Diese Elemente der Verunsicherung dienen als ideales Gegengewicht zur potenziell gefühligen Geschichte des Last-Minute-Bondings zwischen Vater und Sohn; durch den oft distanziert beobachtenden Blick und die zu Gebote stehende (Selbst-)Ironie berührt mich diese ‚letzte Reise‘ erst recht.

Die übersetzerischen Herausforderungen

Diesen vielschichtig changierenden Ton zu treffen hat mir, wie immer, Freude gemacht – es war aber nicht die einzige übersetzerische Herausforderung an dieser 500 Normseiten langen Reise. Folgende Punkte lassen sich benennen:

– Die typisch Bascombe’sche Inszenierung der Gedanken sorgt oft für prallvoll gestopfte Sätze mit Verdichtungen, Wortneuschöpfungen, Einschüben, lauter eher typisch schriftlichen Elementen, dann aber prompt garniert mit äußerst mündlichen Wörtern oder Halbsätzen;

– der schräge Humor, den Frank und Paul miteinander teilen, führt zu einer ganzen Reihe oft seltsamer Wortspiele (das war übrigens auch schon in „Die Lage des Landes“ von 2007 der Fall, wo Paul ‚witzige‘ Grußkarten für die Firma Hallmark textete, allerdings waren das häufig – explizit – zu abgedrehte Sprüche, deren Witz etwas an den Haaren herbeigezogen war3; so auch hier gelegentlich);

– die Vielzahl der kulturellen Anspielungen, Bezüge, Vergleiche, die als Triggerknöpfe im Text wichtig sind, aber – passend zu Pauls und Franks Vergnügen an möglichst abgelegenen, originellen Assoziationen – so obskur, dass sie dem deutschen Lesepublikum eher nichts sagen;

– und schließlich der spannende und hilfreiche Austausch mit dem Autor zu vielen Fragen, die mir auch meine üblichen Referenz-Muttersprachler·innen nicht beantworten konnten; Ford legt, wie ich, Wert auf diesen Austausch – aber nach dem, was er mir zum Umgang mit den schwierig zu lösenden Problemen vorgibt, muss ich mich dann natürlich auch richten.
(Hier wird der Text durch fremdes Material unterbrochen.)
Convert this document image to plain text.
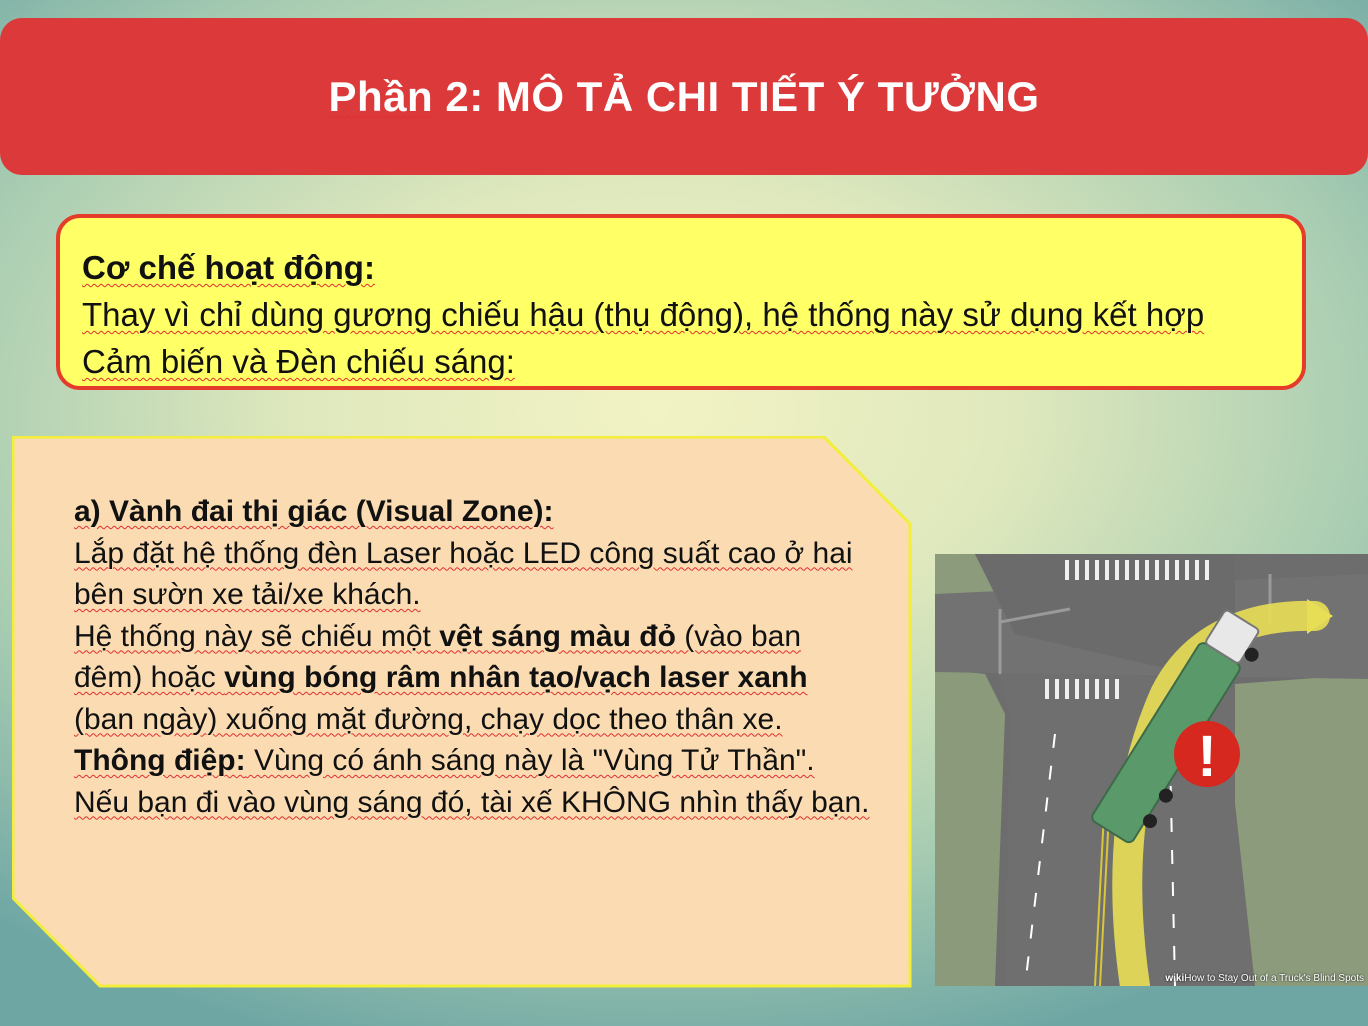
Phần 2: MÔ TẢ CHI TIẾT Ý TƯỞNG
Cơ chế hoạt động:
Thay vì chỉ dùng gương chiếu hậu (thụ động), hệ thống này sử dụng kết hợp Cảm biến và Đèn chiếu sáng:
a) Vành đai thị giác (Visual Zone):
Lắp đặt hệ thống đèn Laser hoặc LED công suất cao ở hai bên sườn xe tải/xe khách.
Hệ thống này sẽ chiếu một vệt sáng màu đỏ (vào ban đêm) hoặc vùng bóng râm nhân tạo/vạch laser xanh (ban ngày) xuống mặt đường, chạy dọc theo thân xe.
Thông điệp: Vùng có ánh sáng này là "Vùng Tử Thần". Nếu bạn đi vào vùng sáng đó, tài xế KHÔNG nhìn thấy bạn.
!
wikiHow to Stay Out of a Truck's Blind Spots
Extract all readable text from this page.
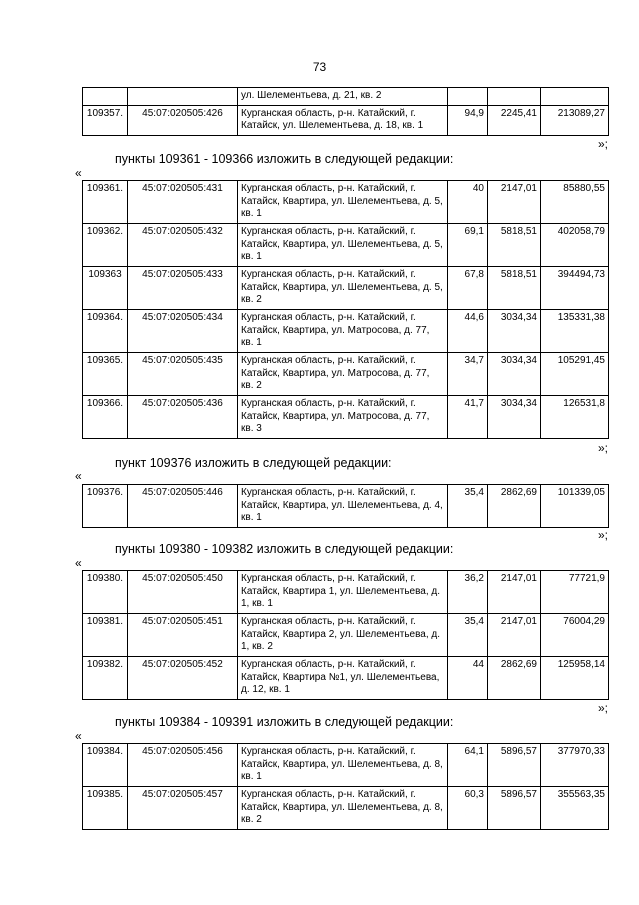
73
		ул. Шелементьева, д. 21, кв. 2			
109357.	45:07:020505:426	Курганская область, р-н. Катайский, г. Катайск, ул. Шелементьева, д. 18, кв. 1	94,9	2245,41	213089,27
»;
пункты 109361 - 109366 изложить в следующей редакции:
«
109361.	45:07:020505:431	Курганская область, р-н. Катайский, г. Катайск, Квартира, ул. Шелементьева, д. 5, кв. 1	40	2147,01	85880,55
109362.	45:07:020505:432	Курганская область, р-н. Катайский, г. Катайск, Квартира, ул. Шелементьева, д. 5, кв. 1	69,1	5818,51	402058,79
109363	45:07:020505:433	Курганская область, р-н. Катайский, г. Катайск, Квартира, ул. Шелементьева, д. 5, кв. 2	67,8	5818,51	394494,73
109364.	45:07:020505:434	Курганская область, р-н. Катайский, г. Катайск, Квартира, ул. Матросова, д. 77, кв. 1	44,6	3034,34	135331,38
109365.	45:07:020505:435	Курганская область, р-н. Катайский, г. Катайск, Квартира, ул. Матросова, д. 77, кв. 2	34,7	3034,34	105291,45
109366.	45:07:020505:436	Курганская область, р-н. Катайский, г. Катайск, Квартира, ул. Матросова, д. 77, кв. 3	41,7	3034,34	126531,8
»;
пункт 109376 изложить в следующей редакции:
«
109376.	45:07:020505:446	Курганская область, р-н. Катайский, г. Катайск, Квартира, ул. Шелементьева, д. 4, кв. 1	35,4	2862,69	101339,05
»;
пункты 109380 - 109382 изложить в следующей редакции:
«
109380.	45:07:020505:450	Курганская область, р-н. Катайский, г. Катайск, Квартира 1, ул. Шелементьева, д. 1, кв. 1	36,2	2147,01	77721,9
109381.	45:07:020505:451	Курганская область, р-н. Катайский, г. Катайск, Квартира 2, ул. Шелементьева, д. 1, кв. 2	35,4	2147,01	76004,29
109382.	45:07:020505:452	Курганская область, р-н. Катайский, г. Катайск, Квартира №1, ул. Шелементьева, д. 12, кв. 1	44	2862,69	125958,14
»;
пункты 109384 - 109391 изложить в следующей редакции:
«
109384.	45:07:020505:456	Курганская область, р-н. Катайский, г. Катайск, Квартира, ул. Шелементьева, д. 8, кв. 1	64,1	5896,57	377970,33
109385.	45:07:020505:457	Курганская область, р-н. Катайский, г. Катайск, Квартира, ул. Шелементьева, д. 8, кв. 2	60,3	5896,57	355563,35
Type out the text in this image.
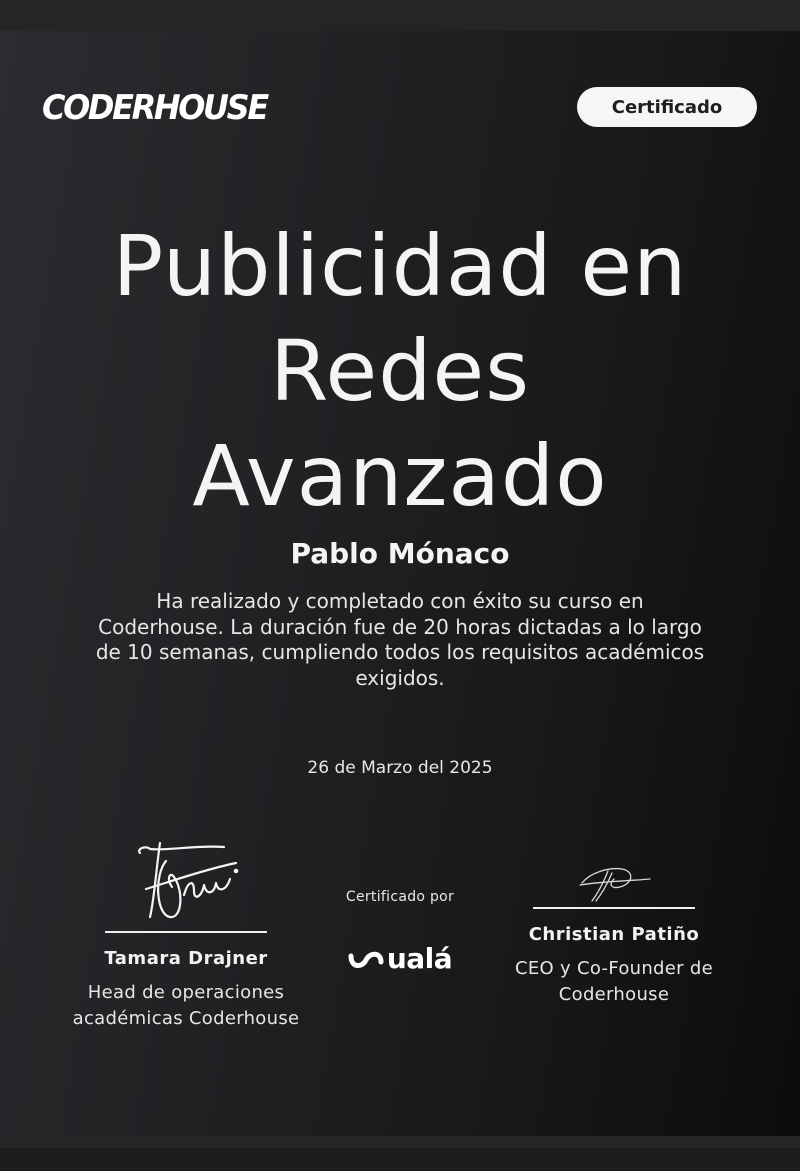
CODERHOUSE	Certificado
Publicidad en Redes Avanzado
Pablo Mónaco
Ha realizado y completado con éxito su curso en Coderhouse. La duración fue de 20 horas dictadas a lo largo de 10 semanas, cumpliendo todos los requisitos académicos exigidos.
26 de Marzo del 2025
Tamara Drajner
Head de operaciones académicas Coderhouse
Certificado por
ualá
Christian Patiño
CEO y Co-Founder de Coderhouse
In diesem Journal möchte ich illustrieren, wie ich versucht habe, diese Schwierigkeiten aufzulösen.

Inszenierung des Gedankens / Satzbau

Die vollgestopften, teils schriftlich, teils mündlich wirkenden Sätze kommen oft bei Personenbeschreibungen vor; so etwa die Charakterisierung von Mike Mahoney, einem waschechten Tibeter, der seinen Namen irgendwann zu „etwas Irischerem“ geändert und früher mal in Franks Immobilienbüro gearbeitet hat, jetzt aber sein Chef ist:

„Mike Mahoney, my would-be boss, is as ever a semi-lovable, quasi-honest entrepreneurial dynamo who believes that in all of his money-making forays he’s being natively ‘responsive‘ to the suffering of others by relieving them of their encumbrances—their homes—all of it in accordance with some Dharmic dictum written in a bardo somewhere. I am sympathetic to him if only because he risks his skinny Tibetan ass on longshots and wins.“4

Die Adjektivballung ist ebenso typisch wie die ironische Umständlichkeit in der Beschreibung von Mikes Business-Geist – und dann die plötzliche Direktheit von Franks Reaktion. Solche Sätze gibt es oft, sie haben etwas teils Surfendes, teils Schlingerndes im Ton, und umso befriedigender und oft auch amüsanter ist die Punktlandung auf einer kleinen Pointe, hier „wins“.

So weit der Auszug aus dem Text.